100ドル200ドル違うわけじゃなし、おいしきゃ良いのよ!今度はいつ食べられるかわかんないんだし!ふんぬっ!(←鼻息)
満席のため、ガス台の上で次々と炊きあがっていく保仔飯を見つめながら待つこと10分弱。店のおばちゃんが白タオルを振りながら「そこにお座り!」と指示をくれました。その白タオル、テーブルを拭いた直後らしく、振った勢いでご飯粒がいくつか飛び散りました。(笑)
私の大好きな保仔飯具は、梅菜。牛肉に合わせても鶏肉に合わせてもいいよねー。今回はミンチと合わせた梅菜肉餅飯を選びました。肉を叩いて練り物のような弾力を出し、そこに梅菜を練り込んでご飯にのっけたものです。

サービスで付いてくるレンコンと牛スネ肉のスープをずびずびといただきます。見た目は地味で、決しておいしそうに見えないのだけれど、レンコンのちょっと土くさい感じが素朴で良いお味になっています。滋味って感じ。
そういえば、レンコンって花粉症の症状を和らげるのにいいそうだから、こういうスープも日本でポピュラーになっていく日も近いかもね。え?んなことない?
保仔飯を持ってきてくれたおじさんがふたをはずしてくれなかっため、目の前にご馳走が登場したというのにまずは熱々のふたと格闘せねばなりません。

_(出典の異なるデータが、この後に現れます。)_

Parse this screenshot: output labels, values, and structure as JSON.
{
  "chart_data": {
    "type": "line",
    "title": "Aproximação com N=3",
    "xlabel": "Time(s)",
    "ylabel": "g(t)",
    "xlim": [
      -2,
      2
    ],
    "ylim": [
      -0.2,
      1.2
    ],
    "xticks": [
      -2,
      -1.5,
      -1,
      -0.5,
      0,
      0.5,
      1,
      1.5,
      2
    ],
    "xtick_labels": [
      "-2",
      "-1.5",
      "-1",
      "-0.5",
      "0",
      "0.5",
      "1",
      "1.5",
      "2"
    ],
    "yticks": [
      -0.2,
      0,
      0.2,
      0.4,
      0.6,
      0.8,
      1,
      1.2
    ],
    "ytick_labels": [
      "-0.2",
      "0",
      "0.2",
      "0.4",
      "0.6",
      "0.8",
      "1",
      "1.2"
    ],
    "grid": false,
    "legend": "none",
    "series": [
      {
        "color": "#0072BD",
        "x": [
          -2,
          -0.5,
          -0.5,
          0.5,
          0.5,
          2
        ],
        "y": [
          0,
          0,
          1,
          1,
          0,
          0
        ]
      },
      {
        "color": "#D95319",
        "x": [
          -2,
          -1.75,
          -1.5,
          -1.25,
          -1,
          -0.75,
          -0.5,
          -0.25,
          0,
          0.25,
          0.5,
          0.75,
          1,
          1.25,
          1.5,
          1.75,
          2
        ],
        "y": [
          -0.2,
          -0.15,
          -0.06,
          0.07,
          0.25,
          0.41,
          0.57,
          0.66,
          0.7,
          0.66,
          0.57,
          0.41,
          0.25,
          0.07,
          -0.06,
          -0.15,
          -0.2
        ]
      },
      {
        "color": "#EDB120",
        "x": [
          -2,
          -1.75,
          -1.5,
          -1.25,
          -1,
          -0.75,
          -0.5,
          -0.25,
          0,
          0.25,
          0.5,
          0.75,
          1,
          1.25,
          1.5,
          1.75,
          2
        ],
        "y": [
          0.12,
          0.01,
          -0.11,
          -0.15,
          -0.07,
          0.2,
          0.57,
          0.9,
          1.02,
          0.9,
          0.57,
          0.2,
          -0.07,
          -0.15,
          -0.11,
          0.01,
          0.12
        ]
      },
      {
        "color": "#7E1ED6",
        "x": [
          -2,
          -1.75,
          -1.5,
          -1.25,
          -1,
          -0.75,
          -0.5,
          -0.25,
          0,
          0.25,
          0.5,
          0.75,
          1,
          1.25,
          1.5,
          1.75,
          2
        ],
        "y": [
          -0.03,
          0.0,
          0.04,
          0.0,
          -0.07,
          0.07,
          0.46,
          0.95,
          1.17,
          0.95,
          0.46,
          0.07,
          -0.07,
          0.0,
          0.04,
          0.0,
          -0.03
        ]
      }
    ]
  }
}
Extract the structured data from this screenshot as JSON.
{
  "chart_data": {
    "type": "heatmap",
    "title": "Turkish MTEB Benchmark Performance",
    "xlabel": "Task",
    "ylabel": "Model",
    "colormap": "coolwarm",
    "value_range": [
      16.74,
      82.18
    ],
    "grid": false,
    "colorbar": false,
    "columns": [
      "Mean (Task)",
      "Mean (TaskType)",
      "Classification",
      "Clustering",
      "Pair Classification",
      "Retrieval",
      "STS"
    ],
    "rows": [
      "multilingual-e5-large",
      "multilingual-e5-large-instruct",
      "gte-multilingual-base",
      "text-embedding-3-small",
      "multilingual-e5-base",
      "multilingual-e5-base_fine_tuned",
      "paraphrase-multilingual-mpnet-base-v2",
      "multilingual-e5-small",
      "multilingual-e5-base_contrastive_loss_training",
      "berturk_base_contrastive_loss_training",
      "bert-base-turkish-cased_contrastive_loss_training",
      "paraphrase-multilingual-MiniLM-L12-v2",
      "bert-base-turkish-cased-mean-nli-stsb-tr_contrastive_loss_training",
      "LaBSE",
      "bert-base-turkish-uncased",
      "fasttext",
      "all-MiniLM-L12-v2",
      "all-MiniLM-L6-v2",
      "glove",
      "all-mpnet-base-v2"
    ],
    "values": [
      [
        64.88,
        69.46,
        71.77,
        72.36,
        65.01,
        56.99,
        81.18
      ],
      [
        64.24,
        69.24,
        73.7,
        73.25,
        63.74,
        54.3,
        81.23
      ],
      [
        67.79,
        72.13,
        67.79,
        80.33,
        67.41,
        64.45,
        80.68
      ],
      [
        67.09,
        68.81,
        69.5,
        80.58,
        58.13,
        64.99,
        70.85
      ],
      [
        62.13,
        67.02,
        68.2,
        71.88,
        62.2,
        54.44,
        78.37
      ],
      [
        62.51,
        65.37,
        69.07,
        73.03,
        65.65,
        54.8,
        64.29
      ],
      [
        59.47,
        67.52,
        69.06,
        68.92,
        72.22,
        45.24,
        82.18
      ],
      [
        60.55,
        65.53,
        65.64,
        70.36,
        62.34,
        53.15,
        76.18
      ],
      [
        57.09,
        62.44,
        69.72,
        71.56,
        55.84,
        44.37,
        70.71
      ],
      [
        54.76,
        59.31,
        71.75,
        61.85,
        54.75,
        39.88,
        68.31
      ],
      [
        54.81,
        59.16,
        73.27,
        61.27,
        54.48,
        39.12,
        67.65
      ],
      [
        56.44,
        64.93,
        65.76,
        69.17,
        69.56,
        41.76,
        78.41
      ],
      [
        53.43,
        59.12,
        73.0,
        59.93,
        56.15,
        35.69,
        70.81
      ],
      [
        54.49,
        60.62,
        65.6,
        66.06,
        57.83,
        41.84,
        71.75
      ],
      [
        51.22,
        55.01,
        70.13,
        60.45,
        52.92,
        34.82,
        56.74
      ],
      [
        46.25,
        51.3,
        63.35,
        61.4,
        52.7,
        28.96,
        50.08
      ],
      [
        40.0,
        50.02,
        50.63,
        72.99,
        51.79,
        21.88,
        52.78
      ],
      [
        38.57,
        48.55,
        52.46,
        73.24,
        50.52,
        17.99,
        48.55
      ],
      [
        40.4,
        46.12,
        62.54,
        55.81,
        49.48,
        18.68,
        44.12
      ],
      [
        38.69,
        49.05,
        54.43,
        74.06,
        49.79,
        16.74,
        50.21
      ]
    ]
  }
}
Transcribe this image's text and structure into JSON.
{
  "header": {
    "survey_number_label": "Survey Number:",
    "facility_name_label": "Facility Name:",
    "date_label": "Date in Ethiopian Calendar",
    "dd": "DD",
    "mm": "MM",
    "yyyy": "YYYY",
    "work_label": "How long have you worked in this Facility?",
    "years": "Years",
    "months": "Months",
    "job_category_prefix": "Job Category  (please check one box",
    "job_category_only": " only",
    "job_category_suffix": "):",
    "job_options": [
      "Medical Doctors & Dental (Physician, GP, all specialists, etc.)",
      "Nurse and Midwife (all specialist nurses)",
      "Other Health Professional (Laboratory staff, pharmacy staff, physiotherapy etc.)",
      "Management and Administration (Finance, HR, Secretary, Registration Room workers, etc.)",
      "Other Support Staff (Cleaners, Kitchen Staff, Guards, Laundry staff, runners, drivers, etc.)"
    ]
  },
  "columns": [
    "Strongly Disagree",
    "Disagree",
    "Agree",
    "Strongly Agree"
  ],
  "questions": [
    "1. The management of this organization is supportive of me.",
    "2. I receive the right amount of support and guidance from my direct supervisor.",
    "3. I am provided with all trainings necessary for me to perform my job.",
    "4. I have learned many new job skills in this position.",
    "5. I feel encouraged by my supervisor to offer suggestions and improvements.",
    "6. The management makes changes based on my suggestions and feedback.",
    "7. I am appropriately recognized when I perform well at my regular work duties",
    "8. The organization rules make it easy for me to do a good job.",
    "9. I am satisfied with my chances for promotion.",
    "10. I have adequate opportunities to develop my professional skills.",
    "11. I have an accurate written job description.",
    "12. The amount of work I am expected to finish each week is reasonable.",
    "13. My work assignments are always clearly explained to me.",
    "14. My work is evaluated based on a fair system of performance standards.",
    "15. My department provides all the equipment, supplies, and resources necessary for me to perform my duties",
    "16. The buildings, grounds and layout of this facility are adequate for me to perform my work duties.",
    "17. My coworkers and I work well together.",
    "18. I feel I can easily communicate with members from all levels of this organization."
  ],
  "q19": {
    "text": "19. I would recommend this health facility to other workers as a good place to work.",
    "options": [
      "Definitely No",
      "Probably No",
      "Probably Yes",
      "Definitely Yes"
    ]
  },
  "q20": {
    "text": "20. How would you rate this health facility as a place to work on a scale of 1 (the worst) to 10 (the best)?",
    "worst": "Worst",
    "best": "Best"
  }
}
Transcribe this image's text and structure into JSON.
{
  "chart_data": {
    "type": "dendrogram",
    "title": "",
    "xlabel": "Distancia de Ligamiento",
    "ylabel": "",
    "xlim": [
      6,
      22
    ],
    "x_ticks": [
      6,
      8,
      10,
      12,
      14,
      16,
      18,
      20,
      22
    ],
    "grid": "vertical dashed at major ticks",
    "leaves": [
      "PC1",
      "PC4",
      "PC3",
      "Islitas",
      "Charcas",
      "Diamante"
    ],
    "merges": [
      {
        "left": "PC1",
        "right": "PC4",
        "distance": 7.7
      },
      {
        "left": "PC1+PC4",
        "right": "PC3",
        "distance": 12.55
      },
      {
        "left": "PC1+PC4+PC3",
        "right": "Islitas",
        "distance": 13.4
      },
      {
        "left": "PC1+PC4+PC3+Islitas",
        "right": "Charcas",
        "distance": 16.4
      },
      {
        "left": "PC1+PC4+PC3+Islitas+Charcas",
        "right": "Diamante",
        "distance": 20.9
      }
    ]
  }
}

熱くて開けられない~!ひ~ん!と騒いでいたら、後ろから無言で白タオルを添えた手が差し出され、ホイ!とふたをはずしてくれました。さっき席に誘導してくれた店のおばさんです。そして、その白タオルは先ほどご飯粒を飛び散らせていたアレですね☆

肉餅の上にはキャベツのざく切りがどーん。あらー。いい感じじゃないの。タレは「好きなだけぶっかけなさい!」といった感じでポットでテーブルに置かれています。気前いいわー。

鍋に触れたタレが「じゅわーっ!」と音をたてつつ、ご飯に染みていきます。あーん。これよ!これ!冬はやっぱりコレだわよねー。
肉餅を切るようにしてご飯と軽く混ぜて、いただきまーす!!
熱い!美味い!
熱い!美味い!
熱い!美味い!(エンドレスリピート)
タレは甘みよりもしょっぱさがやや強く、ご飯は比較的柔らかめ。ぱさっとした感じがないので、タレをしっかり吸ってくれています。肉餅はミンチと練り物の中間くらい。弾力はありつつもミンチの柔らかさは残した感じで食べやすい。でも、大好きな梅菜の量が少なくてもの足りなかったのが残念だったなぁ。

保仔飯の合間には、菜心をボリボリと。
塩味で炒めただけ、茹でてオイスターソースをかけただけっていう単純さが飽きが来なくていいんですよねぇ。
レンゲですくったごはんにフーフーと息を吹きかけて食べる。器に取り分けて冷ましてから食べればいいのだけれど、やっぱり保仔飯は直接砂鍋から食べたい!(変なこだわり) そして鍋底のおこげもしっかり食べたい!
フーフーを終えて、ガリガリと鍋底からおこげをはがすことに夢中なっていると、いつの間にか店頭には空席待ちのグループが2つ3つ。おばちゃんが白タオルを振りながら人数の確認をしています。保仔飯の食事ったってやっぱりここは茶餐廳。食べたらすぐに退散しないとね。
ということで、白タオルおばさんとバッチリ目を合わせて「んごい、まいたーん!」
締めて60ドルちょっと。予定していた店なら15ドルは安く済んだかもしれないけど、まぁいっか。
席を立とうと中腰状態になると同時に、おばさんったら白タオルでテーブルをかき回すように拭き始めました。いくつかご飯粒もくっついた模様。次の人もご飯粒の洗礼を受けるのかなー。